La parité au gouvernement est également de façade: les cabinets, y compris celui du jeune monarque, sont très masculin; la présidence de l'Assemblée, tout comme celle du groupe de député(e)s LREM, et même la direction du parti présidentiel sont rapidement tenues par des hommes.

Finance
Le candidat Macron était presque taiseux sur la finance. L'ancien banquier cachait ses soutiens de campagne. Il promettait même que "la réforme de la fiscalité du capital se fera à coût nul". Sans rire, son premier budget abaisse de 5 milliards les prélèvements fiscaux sur le capital (cf. "ISF") et ses revenus (cf. "flat tax"). Mieux, il supprime la taxe sur les hauts salaires de la finance. Macron veut attirer les grandes institutions financières. Brexit oblige, Paris, Francfort et quelques autres se disputent la place de Londres.
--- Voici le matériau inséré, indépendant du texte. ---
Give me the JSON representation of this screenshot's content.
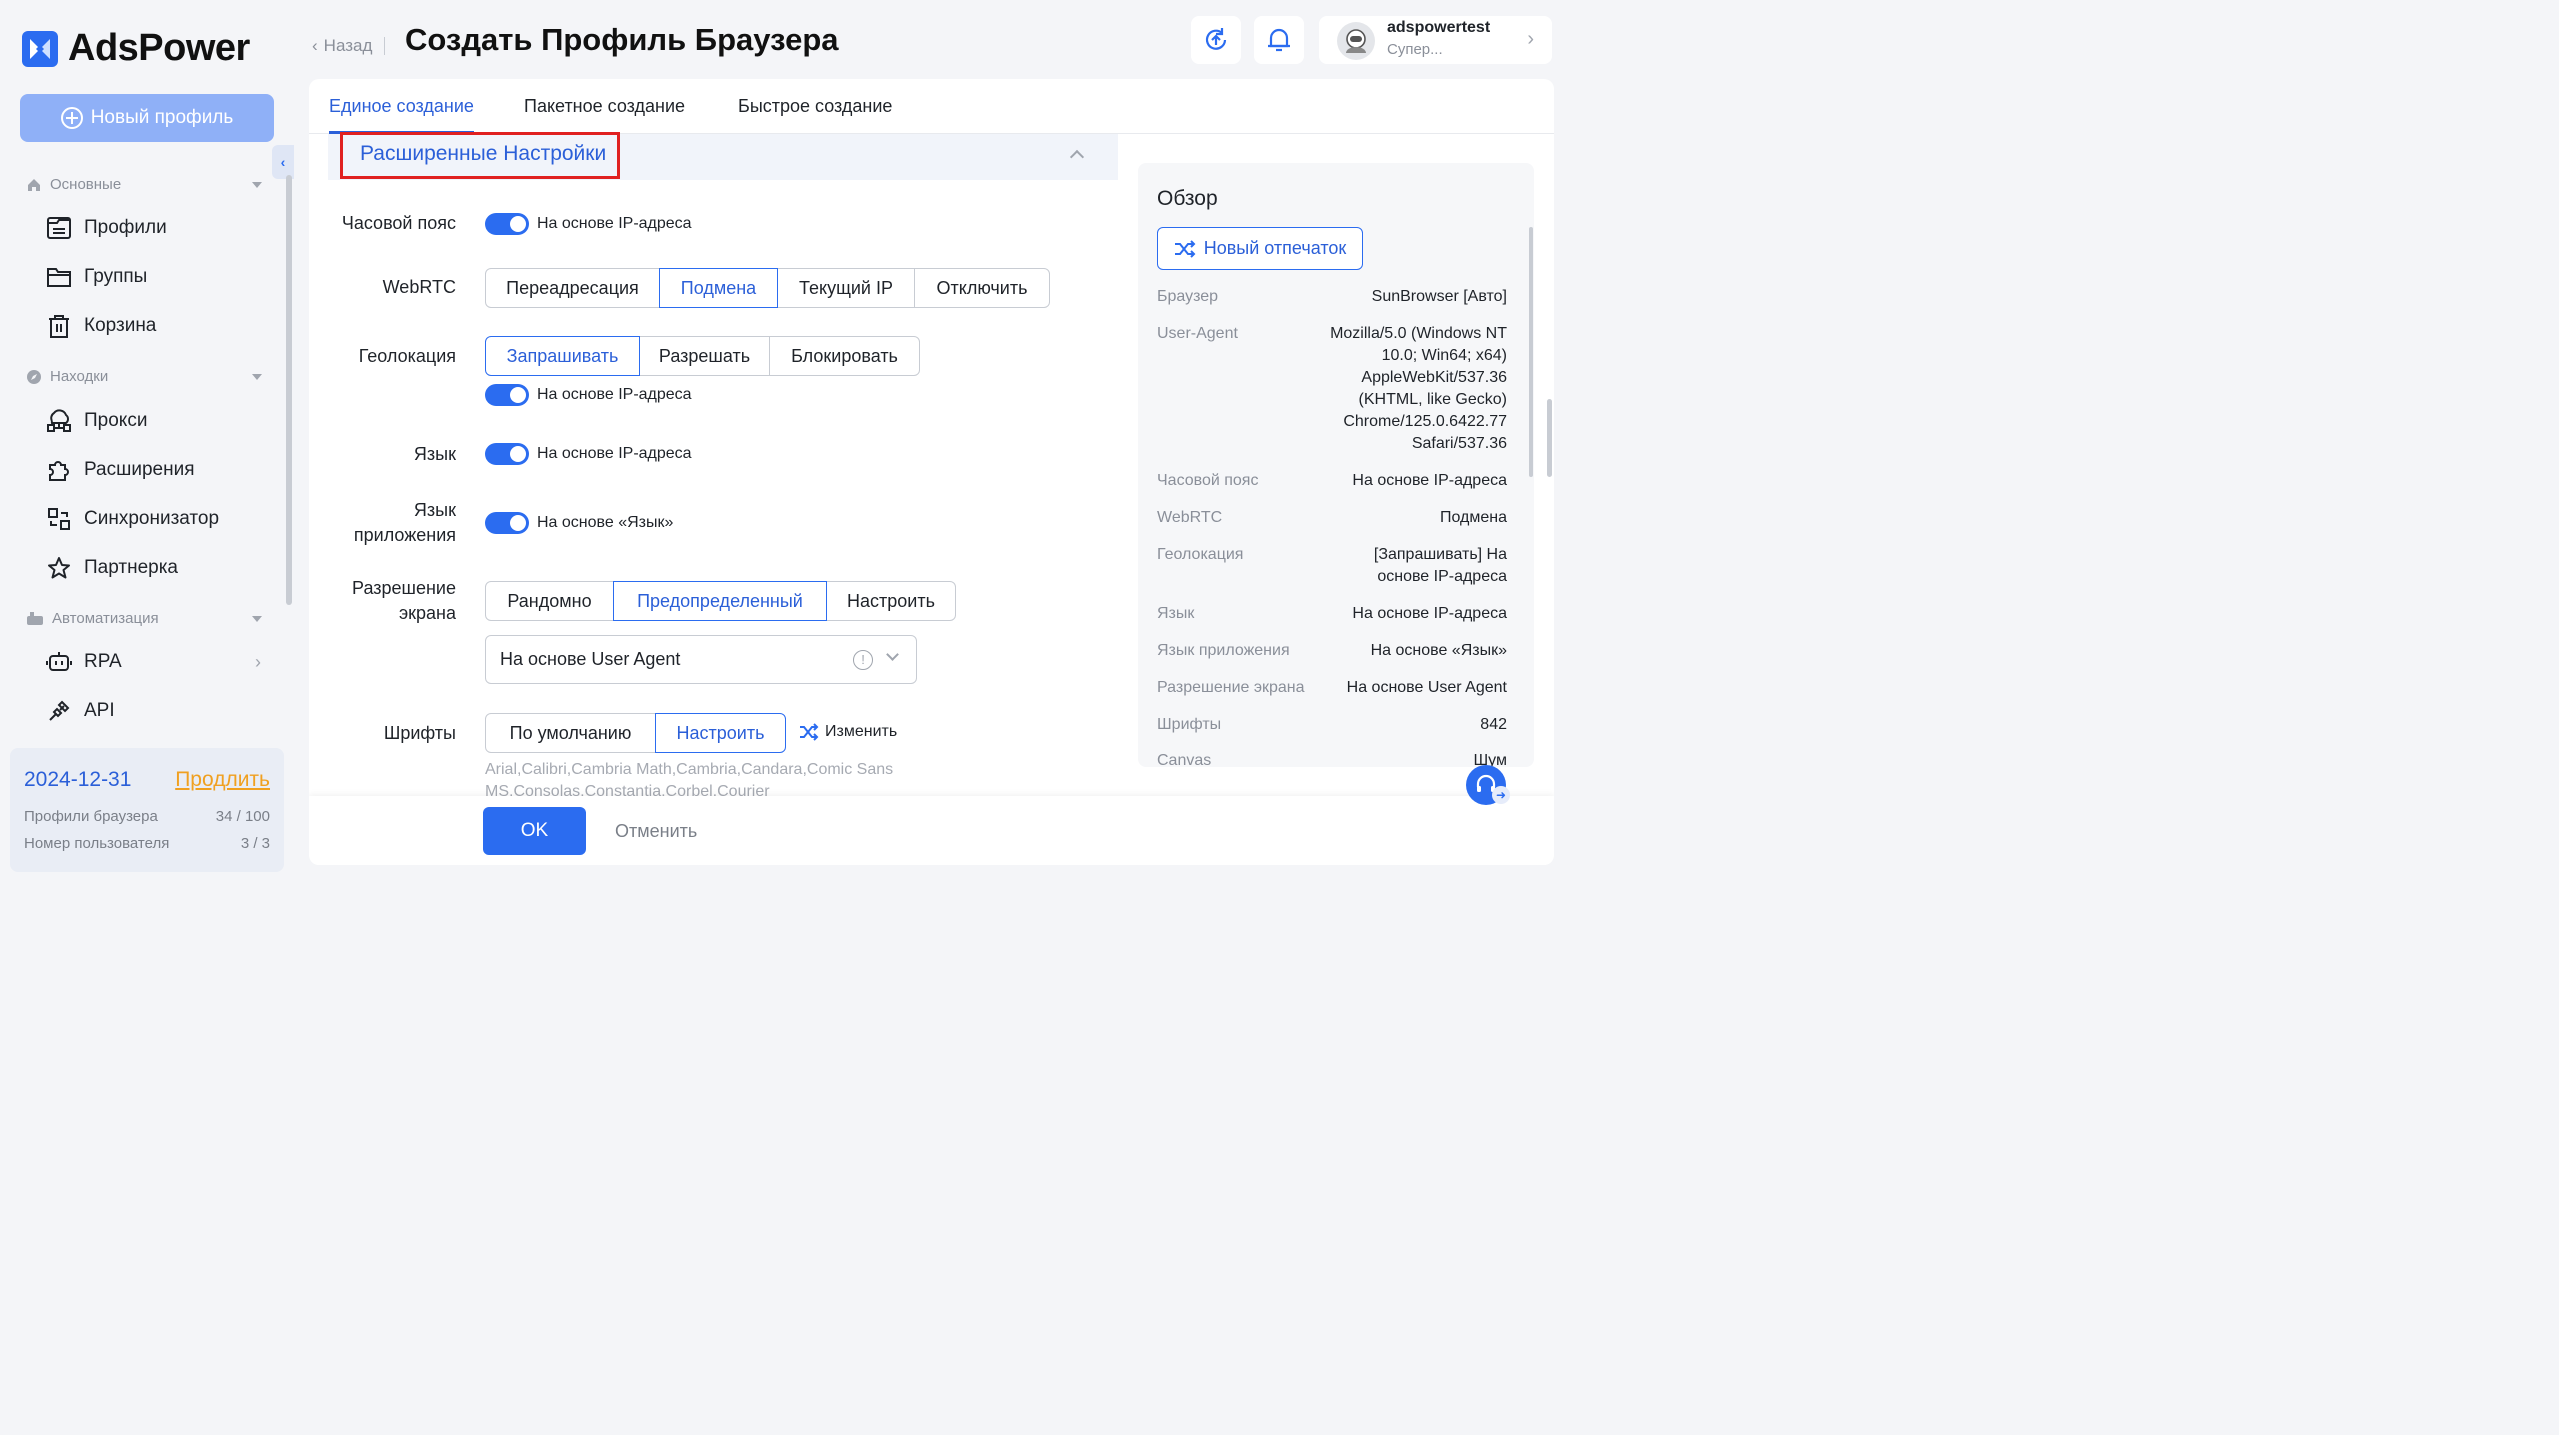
{
  "app": {
    "name": "AdsPower",
    "accent": "#2b6cf0"
  },
  "sidebar": {
    "new_profile": "Новый профиль",
    "sections": [
      {
        "label": "Основные",
        "items": [
          {
            "label": "Профили",
            "icon": "profiles-icon"
          },
          {
            "label": "Группы",
            "icon": "folder-icon"
          },
          {
            "label": "Корзина",
            "icon": "trash-icon"
          }
        ]
      },
      {
        "label": "Находки",
        "items": [
          {
            "label": "Прокси",
            "icon": "proxy-icon"
          },
          {
            "label": "Расширения",
            "icon": "puzzle-icon"
          },
          {
            "label": "Синхронизатор",
            "icon": "sync-icon"
          },
          {
            "label": "Партнерка",
            "icon": "star-icon"
          }
        ]
      },
      {
        "label": "Автоматизация",
        "items": [
          {
            "label": "RPA",
            "icon": "robot-icon"
          },
          {
            "label": "API",
            "icon": "api-icon"
          }
        ]
      }
    ],
    "plan": {
      "date": "2024-12-31",
      "renew": "Продлить",
      "profiles_label": "Профили браузера",
      "profiles_value": "34 / 100",
      "users_label": "Номер пользователя",
      "users_value": "3 / 3"
    }
  },
  "header": {
    "back": "Назад",
    "title": "Создать Профиль Браузера",
    "user": {
      "name": "adspowertest",
      "role": "Супер..."
    }
  },
  "tabs": [
    "Единое создание",
    "Пакетное создание",
    "Быстрое создание"
  ],
  "advanced": {
    "title": "Расширенные Настройки",
    "timezone": {
      "label": "Часовой пояс",
      "toggle_text": "На основе IP-адреса"
    },
    "webrtc": {
      "label": "WebRTC",
      "options": [
        "Переадресация",
        "Подмена",
        "Текущий IP",
        "Отключить"
      ],
      "selected": "Подмена"
    },
    "geo": {
      "label": "Геолокация",
      "options": [
        "Запрашивать",
        "Разрешать",
        "Блокировать"
      ],
      "selected": "Запрашивать",
      "toggle_text": "На основе IP-адреса"
    },
    "language": {
      "label": "Язык",
      "toggle_text": "На основе IP-адреса"
    },
    "app_language": {
      "label_1": "Язык",
      "label_2": "приложения",
      "toggle_text": "На основе «Язык»"
    },
    "resolution": {
      "label_1": "Разрешение",
      "label_2": "экрана",
      "options": [
        "Рандомно",
        "Предопределенный",
        "Настроить"
      ],
      "selected": "Предопределенный",
      "select_value": "На основе User Agent"
    },
    "fonts": {
      "label": "Шрифты",
      "options": [
        "По умолчанию",
        "Настроить"
      ],
      "selected": "Настроить",
      "change": "Изменить",
      "list": "Arial,Calibri,Cambria Math,Cambria,Candara,Comic Sans MS,Consolas,Constantia,Corbel,Courier New,Ebrima,Frankli..."
    }
  },
  "footer": {
    "ok": "OK",
    "cancel": "Отменить"
  },
  "overview": {
    "title": "Обзор",
    "new_fingerprint": "Новый отпечаток",
    "rows": [
      {
        "k": "Браузер",
        "v": "SunBrowser [Авто]"
      },
      {
        "k": "User-Agent",
        "v": "Mozilla/5.0 (Windows NT 10.0; Win64; x64) AppleWebKit/537.36 (KHTML, like Gecko) Chrome/125.0.6422.77 Safari/537.36"
      },
      {
        "k": "Часовой пояс",
        "v": "На основе IP-адреса"
      },
      {
        "k": "WebRTC",
        "v": "Подмена"
      },
      {
        "k": "Геолокация",
        "v": "[Запрашивать] На основе IP-адреса"
      },
      {
        "k": "Язык",
        "v": "На основе IP-адреса"
      },
      {
        "k": "Язык приложения",
        "v": "На основе «Язык»"
      },
      {
        "k": "Разрешение экрана",
        "v": "На основе User Agent"
      },
      {
        "k": "Шрифты",
        "v": "842"
      },
      {
        "k": "Canvas",
        "v": "Шум"
      }
    ]
  }
}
Le double cadeau de la suppression de l'ISF et de la flat tax est une aubaine: les actions gratuites, octroyées par les entreprises à leurs cadres dirigeants, ne seront plus comptabilisées dans le patrimoine imposable et la plus-value générée par leur vente sera imposée à  taux réduit !
Côté symbole, fin octobre, Macron offre une journée complète à l'Elysée à des fonds d'investissements anglo-saxons pour qu'ils rencontrent au calme le gouvernement.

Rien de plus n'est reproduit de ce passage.